Tanya CookOct 20, 2014 09:00AM ● By Leo Adam Biga
An abiding curiosity led Neb. State Sen. Tanya Cook to serve as an official observer during the presidential election in war-torn Ukraine earlier this year.
Joining a Ukrainian Congress Committee of America delegation, she witnessed candy czar Petro Poroshenko’s landslide victory in an election monitoring organizations declared free and fair.
The District 13 representative often travels abroad to feed her wanderlust. Her weeklong stay in the former Soviet satellite state provided an opportunity for enlightenment and service. With Ukraine’s fragile union threatened by separatist uprisings and Russian expansionism, the election was a moratorium on democracy and autonomy.
“I met a lot of great people who had grown up as part of the Ukrainian diaspora in Canada and the United States,” Cook says. “I learned a lot about how they kept their language and culture alive, and more about the circumstances that led to their leaving. They were very warm, very welcoming.”

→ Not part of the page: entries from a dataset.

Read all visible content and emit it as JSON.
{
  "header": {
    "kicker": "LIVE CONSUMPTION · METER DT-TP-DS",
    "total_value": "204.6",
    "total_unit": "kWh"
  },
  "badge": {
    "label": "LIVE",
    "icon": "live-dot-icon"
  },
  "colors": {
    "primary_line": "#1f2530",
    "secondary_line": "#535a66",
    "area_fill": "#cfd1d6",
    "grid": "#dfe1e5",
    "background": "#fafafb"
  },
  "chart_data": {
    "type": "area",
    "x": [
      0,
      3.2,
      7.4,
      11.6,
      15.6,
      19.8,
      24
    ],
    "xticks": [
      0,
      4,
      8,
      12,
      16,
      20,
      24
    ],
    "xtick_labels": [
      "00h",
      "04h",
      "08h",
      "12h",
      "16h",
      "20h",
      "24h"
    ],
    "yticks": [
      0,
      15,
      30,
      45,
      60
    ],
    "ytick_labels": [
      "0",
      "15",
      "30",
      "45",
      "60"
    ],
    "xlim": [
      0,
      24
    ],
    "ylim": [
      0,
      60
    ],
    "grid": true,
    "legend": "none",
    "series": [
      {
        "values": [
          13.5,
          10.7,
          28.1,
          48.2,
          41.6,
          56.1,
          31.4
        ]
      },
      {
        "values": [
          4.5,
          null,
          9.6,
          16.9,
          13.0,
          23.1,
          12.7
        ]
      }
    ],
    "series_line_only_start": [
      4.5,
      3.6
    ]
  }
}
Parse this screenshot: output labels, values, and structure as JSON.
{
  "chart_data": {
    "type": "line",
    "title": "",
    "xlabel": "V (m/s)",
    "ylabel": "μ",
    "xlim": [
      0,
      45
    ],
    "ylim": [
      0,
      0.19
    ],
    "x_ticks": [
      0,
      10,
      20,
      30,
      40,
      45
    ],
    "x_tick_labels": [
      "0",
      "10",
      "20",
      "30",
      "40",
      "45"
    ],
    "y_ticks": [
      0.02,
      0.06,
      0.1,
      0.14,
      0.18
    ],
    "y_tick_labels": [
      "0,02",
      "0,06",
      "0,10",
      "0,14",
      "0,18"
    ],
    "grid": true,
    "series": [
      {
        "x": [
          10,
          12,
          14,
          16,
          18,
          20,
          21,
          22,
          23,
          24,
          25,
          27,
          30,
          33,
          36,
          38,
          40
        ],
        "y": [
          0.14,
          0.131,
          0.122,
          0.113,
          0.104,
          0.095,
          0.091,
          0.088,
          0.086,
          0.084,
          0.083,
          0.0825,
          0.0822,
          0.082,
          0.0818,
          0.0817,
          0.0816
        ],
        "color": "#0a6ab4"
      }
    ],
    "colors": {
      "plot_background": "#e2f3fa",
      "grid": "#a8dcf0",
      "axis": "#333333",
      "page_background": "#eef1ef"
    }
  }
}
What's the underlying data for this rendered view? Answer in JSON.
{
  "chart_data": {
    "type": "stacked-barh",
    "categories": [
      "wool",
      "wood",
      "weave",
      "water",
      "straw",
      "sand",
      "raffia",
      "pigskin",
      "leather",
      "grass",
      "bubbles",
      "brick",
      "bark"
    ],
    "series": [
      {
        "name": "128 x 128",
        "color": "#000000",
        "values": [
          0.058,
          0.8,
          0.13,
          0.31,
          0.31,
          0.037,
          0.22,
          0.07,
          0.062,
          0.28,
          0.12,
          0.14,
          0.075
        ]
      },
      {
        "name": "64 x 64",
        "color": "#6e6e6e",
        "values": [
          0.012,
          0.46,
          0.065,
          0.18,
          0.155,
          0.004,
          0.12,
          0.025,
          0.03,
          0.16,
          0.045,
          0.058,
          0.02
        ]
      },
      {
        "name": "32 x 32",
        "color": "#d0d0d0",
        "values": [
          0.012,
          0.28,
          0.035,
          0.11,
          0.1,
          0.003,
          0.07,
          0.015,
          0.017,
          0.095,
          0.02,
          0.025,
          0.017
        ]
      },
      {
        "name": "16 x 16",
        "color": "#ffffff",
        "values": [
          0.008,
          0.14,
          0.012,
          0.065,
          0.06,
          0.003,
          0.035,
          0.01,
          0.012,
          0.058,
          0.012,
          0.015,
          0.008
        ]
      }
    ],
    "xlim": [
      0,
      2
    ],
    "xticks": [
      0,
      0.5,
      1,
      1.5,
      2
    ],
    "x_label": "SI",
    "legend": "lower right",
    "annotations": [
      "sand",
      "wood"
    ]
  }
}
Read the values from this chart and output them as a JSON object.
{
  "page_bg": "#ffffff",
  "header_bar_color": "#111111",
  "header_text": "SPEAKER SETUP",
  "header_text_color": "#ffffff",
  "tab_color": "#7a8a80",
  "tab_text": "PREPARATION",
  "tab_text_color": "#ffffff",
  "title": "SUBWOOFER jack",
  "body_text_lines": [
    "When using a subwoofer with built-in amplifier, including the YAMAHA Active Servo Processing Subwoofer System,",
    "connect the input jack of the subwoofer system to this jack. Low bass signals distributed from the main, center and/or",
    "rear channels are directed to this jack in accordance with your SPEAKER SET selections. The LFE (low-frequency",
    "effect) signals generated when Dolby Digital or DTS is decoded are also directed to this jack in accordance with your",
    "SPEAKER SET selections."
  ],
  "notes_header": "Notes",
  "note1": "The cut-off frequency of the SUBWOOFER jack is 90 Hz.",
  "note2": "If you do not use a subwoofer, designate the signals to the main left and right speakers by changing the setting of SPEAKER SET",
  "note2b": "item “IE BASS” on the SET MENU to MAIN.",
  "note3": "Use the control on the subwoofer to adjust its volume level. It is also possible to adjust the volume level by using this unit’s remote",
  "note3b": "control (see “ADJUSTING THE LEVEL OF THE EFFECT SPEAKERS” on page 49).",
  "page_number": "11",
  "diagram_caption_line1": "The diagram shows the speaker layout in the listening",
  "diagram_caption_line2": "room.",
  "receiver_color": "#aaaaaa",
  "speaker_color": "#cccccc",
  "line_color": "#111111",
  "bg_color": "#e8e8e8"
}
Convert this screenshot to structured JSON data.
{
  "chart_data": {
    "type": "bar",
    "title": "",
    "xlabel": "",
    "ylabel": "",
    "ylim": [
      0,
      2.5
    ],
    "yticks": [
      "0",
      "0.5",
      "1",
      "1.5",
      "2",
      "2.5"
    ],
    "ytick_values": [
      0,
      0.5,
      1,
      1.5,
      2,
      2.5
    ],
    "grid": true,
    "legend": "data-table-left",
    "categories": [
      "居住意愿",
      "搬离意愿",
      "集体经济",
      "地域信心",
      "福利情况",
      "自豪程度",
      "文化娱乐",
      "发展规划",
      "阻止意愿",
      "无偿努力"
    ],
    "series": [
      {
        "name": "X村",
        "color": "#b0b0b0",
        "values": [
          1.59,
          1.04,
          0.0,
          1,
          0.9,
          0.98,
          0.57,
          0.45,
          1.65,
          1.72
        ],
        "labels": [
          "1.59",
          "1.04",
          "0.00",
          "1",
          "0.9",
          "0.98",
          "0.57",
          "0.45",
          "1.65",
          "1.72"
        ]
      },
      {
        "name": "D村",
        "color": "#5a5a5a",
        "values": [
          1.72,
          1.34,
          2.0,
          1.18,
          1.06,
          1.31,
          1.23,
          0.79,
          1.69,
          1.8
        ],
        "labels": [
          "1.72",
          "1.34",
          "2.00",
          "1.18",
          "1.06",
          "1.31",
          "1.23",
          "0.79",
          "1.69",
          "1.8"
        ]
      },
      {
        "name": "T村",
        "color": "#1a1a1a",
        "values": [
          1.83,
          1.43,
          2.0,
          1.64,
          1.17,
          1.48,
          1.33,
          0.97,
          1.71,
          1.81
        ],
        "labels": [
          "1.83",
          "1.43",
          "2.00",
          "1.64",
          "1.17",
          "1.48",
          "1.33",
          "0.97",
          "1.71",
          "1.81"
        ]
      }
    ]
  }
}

The lifelong Democrat has worked with municipalities as a public relations consultant and for elected officials as a campaign and administrative staffer. In 2008 she and Brenda Council became the Unicameral’s first black women legislators.
Born in Guam to an Air Force family, Cook grew up in Omaha in the 1960s and ‘70s. Her parents were from the South, where she says “the ability to take part in elections was something they didn’t take for granted.” Despite being a teacher, her mother was forced to take a literacy test in order to vote. Her father became a teacher following his retirement as a military civil engineer.
Cook inherited a passion for learning that complements her desire to experience new cultures. The Georgetown University international business graduate has visited 20 countries, but Ukraine was her first Eastern European visit. Besides fulfilling her poll-watching duties, the inquisitive Cook says, “I learned a lot about the country, its history, its culture…That’s what I love about travel in general.”
Ukraine’s strategic importance in a region where borders and allegiances are in flux appealed to her geopolitical focus.
“The United States has an interest in the Ukraine remaining sovereign, and in (Russian premier Vladimir) Putin not reconvening the USSR,” she says.
Assigned to seven polling places in Kiev, Cook witnessed large voter turnout and typical election snafus (long waits), but saw nothing amiss.
“You’re an observer,” she adds. “You’re not there to intervene or advocate or have a point of view. You observe what you observe and you record it.”
The earnestness of election officials and voters impressed her. She says the popular Poroshenko clearly “emerged as a leader who would stand up to” Putin’s interventionism.
Now halfway through her second legislative term, it won’t be long before she gets the itch to travel again.“There’s a lot bigger world out there.”